The last day of the week started on a positive note for Bitcoin (BTC); however, it could not reach the $9,500 mark. This means that this was a false breakout.
Looking at the hourly chart, a long wick confirms pressure by the bears as well as a declining trading volume. What is more, the lines of the Moving Average Convergence/Divergence (MACD) are going down and already located in the red. All in all, this means that a drop is more likely to occur than a rise. The $9,070 mark is the nearest support level for one more potential bounce.
Looking at the daily chart, the decline can be even more profound as there is a potential for buyers based on analysis of the trading volume. The last level of support before the bearish scenario comes into play is at the $8,800 mark. However, the bears are unlikely to break it for the first time as it is a far retest. TO sum it up, the aforementioned support price at $8,800 may be attained by the end of the month.

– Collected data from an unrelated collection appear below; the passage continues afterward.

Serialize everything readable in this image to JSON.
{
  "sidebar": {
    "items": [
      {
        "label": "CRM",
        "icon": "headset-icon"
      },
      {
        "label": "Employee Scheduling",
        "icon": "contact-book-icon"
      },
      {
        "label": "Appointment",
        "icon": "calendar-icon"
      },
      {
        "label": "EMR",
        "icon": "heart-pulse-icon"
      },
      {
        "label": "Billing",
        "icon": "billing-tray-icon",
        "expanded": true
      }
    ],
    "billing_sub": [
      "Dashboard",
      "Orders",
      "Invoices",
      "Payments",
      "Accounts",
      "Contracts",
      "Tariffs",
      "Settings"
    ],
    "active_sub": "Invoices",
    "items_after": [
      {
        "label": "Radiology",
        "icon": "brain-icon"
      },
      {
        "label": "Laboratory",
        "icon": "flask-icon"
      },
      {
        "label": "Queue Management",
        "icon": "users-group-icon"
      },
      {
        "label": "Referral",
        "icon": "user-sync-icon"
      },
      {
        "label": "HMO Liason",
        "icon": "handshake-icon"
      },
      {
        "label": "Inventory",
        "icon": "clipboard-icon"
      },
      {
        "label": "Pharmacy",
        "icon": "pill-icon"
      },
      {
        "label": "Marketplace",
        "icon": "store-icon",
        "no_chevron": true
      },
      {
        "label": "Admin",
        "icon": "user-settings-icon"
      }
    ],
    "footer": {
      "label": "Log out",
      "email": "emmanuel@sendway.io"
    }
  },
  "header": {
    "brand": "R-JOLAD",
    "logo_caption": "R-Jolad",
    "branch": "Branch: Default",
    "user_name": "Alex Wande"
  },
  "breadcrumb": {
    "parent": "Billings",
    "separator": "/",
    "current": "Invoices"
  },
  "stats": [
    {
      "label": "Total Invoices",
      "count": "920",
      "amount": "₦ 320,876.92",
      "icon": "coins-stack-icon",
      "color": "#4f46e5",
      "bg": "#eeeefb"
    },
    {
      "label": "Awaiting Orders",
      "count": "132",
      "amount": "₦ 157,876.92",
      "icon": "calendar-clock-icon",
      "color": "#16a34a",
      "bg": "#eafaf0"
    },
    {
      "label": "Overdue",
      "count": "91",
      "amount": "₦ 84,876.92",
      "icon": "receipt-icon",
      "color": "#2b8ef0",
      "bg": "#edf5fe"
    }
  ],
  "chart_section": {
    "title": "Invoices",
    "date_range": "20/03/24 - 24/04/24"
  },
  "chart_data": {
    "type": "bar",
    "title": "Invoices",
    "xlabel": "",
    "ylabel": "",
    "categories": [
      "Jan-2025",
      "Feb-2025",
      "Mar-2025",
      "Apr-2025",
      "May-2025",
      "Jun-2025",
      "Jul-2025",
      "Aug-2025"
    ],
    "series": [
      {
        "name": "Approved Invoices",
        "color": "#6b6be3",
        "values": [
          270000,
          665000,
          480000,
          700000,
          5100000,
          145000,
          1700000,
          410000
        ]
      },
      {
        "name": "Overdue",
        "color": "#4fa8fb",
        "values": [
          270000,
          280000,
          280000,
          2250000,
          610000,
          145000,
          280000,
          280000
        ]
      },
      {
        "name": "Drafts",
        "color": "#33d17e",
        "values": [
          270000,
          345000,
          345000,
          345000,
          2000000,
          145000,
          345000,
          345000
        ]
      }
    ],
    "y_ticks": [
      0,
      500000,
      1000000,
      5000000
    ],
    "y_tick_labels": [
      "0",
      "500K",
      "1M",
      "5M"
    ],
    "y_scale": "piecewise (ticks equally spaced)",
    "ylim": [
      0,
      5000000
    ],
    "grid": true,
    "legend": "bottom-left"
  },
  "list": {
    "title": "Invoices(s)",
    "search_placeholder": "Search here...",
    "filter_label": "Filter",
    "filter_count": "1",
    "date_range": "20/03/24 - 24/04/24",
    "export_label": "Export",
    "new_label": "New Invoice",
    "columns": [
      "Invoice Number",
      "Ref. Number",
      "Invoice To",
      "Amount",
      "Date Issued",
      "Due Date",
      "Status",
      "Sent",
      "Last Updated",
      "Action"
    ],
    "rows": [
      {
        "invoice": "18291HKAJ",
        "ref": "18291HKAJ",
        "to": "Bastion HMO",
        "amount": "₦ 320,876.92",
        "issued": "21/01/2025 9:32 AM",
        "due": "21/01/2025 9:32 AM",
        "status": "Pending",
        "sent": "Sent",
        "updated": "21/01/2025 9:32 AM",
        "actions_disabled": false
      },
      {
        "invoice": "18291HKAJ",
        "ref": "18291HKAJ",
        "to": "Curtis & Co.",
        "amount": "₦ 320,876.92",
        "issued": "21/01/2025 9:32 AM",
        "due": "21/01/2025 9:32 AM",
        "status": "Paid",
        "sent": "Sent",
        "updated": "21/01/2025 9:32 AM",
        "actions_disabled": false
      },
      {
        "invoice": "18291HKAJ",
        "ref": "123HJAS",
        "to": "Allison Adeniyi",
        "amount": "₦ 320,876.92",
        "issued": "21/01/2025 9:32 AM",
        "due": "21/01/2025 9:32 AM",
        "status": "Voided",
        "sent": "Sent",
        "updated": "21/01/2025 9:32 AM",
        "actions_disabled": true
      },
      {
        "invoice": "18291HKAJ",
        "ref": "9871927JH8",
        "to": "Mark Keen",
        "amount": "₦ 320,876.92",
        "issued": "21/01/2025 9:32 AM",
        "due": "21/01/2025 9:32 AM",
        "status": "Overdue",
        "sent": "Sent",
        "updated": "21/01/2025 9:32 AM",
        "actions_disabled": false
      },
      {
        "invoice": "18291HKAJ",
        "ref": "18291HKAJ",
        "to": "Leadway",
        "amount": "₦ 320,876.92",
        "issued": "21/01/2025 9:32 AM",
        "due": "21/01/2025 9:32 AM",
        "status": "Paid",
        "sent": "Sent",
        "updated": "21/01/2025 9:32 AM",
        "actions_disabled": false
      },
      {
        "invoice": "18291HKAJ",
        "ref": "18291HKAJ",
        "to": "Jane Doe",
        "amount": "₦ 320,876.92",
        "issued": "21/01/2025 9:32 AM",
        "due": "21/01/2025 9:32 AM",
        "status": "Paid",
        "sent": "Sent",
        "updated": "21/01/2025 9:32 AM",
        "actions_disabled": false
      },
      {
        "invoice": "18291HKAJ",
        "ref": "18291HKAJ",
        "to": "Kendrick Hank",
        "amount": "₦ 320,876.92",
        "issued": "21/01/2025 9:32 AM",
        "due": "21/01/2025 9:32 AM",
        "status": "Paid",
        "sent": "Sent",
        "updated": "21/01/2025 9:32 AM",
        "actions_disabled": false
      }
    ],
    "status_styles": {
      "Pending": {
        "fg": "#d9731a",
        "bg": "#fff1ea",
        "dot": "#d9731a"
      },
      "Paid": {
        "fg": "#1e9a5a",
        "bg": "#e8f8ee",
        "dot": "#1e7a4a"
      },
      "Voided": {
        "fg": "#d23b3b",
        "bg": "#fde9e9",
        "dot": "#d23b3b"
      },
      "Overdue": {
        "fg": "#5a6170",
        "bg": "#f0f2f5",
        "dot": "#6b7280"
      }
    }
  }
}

Looking at the weekly time frame, Bitcoin (BTC) has been trading sideways for the last few weeks. However, such price action is more favorable to the bears as the trading volume goes down. What is more, there are lowering heights every week.
When applying the Fibonacci retracement to the chart, it is crucial to pay attention to the 38.2% level, which corresponds to $7,900. If the bulls cannot fix above $10,000 in the next days, then the previously mentioned support level may be reached next month.
At press time, Bitcoin was trading at $9,336.